Seguramente, él tenía su memoria intacta. Si estaba aquí, esperando por mí y me recordaba, era porque así era.
Moví mis piernas por la desesperación, mientras esperaba y me mordí los labios. Durante esos segundos de espera, intenté recordar algo más, pero nada vino a mi mente. Estaba tan vacía como el cascarón de un cacahuate.
La puerta comenzó a abrirse y mi corazón se aceleró. Las palmas de las manos me sudaron y mi respiración se agitó, alcé mis ojos hacia la puerta esperando ver por fin a aquel hombre de ojos oscuros, piel oliva y al que en mi recuerdo le decís que me amaba, pero mi confusión fue grande cuando me encontré con unos ojos azules y fríos, que me observaban cautelosos. Los mismos ojos que ví cuando me desperté la primera vez; ojos que me miraban con odio y ganas de matarme.

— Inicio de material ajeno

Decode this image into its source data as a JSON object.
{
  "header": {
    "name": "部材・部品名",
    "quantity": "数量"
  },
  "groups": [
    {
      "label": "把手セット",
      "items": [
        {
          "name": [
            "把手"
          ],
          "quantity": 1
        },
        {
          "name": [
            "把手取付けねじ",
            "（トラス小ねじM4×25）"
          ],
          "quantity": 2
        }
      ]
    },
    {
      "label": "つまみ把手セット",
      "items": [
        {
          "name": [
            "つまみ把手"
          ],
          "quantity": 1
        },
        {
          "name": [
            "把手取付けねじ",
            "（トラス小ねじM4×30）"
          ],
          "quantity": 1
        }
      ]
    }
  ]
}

—¿Quién eres tú? —le pregunté.
Frunció el ceño y achicó la mirada, y cerró la puerta tras sí.
—¿De verdad, no me recuerdas? —cuestionó con voz pausada y reservada, pero profunda, varonil y tan fría como su mirada.
—No —respondí, un poco temerosa y reacia.
—Soy Braden —dijo, dando dos pasos para acercarse a mí—. Braden Hawthorne, tu esposo.
—¿Mi esposo? —murmuré y traté con gran esfuerzo poder recordarlo, pero lo único que recordaba de él, era cómo me miraba cuando desperté—. No. Tú no eres mi esposo —negué, un poco alterada—. ¿Dónde está el otro hombre? ¿El que iba conmigo en el coche, cuando tuve el accidente?
—Leyla, cálmate —me pidió, extendiendo sus manos en un acto conciliador—. No había nadie más contigo en ese coche. No existe ningún otro hombre —dijo y pareció furioso—. Todo es un producto de tu imaginación.
—¡Mientes! ¡Mientes! —grité, entrando en un estado de histeria—. ¡Tú no eres mi esposo! ¡Yo no te conozco! ¡No sé quién eres y no estás en mis recuerdos!
Intenté ponerme en pie, pero él me sujetó con fuerza y me lo impidió. Traté de luchar y soltarme, pero me fue imposible y únicamente conseguí alterarme más. Él me sujetaba con mucha fuerza, como si no quisiera que yo me fuera.
—Entiéndelo de una vez —gruñó en mi oído, antes de que el doctor y las enfermeras volvieran a entrar—. Tú eres mi esposa y no vas a ir a ningún lado que no sea conmigo.
Comencé a gritar y el doctor llegó, para ponerme un calmante. Comencé a desvanecerme y otra vez entré en aquel estado de letargo y vacío, en el que no había más nada que aquel recuerdo que me mostraba el rostro de aquel hombre al que le decía que lo amaba, pero nunca me respondió, porque aquel accidente lo impidió.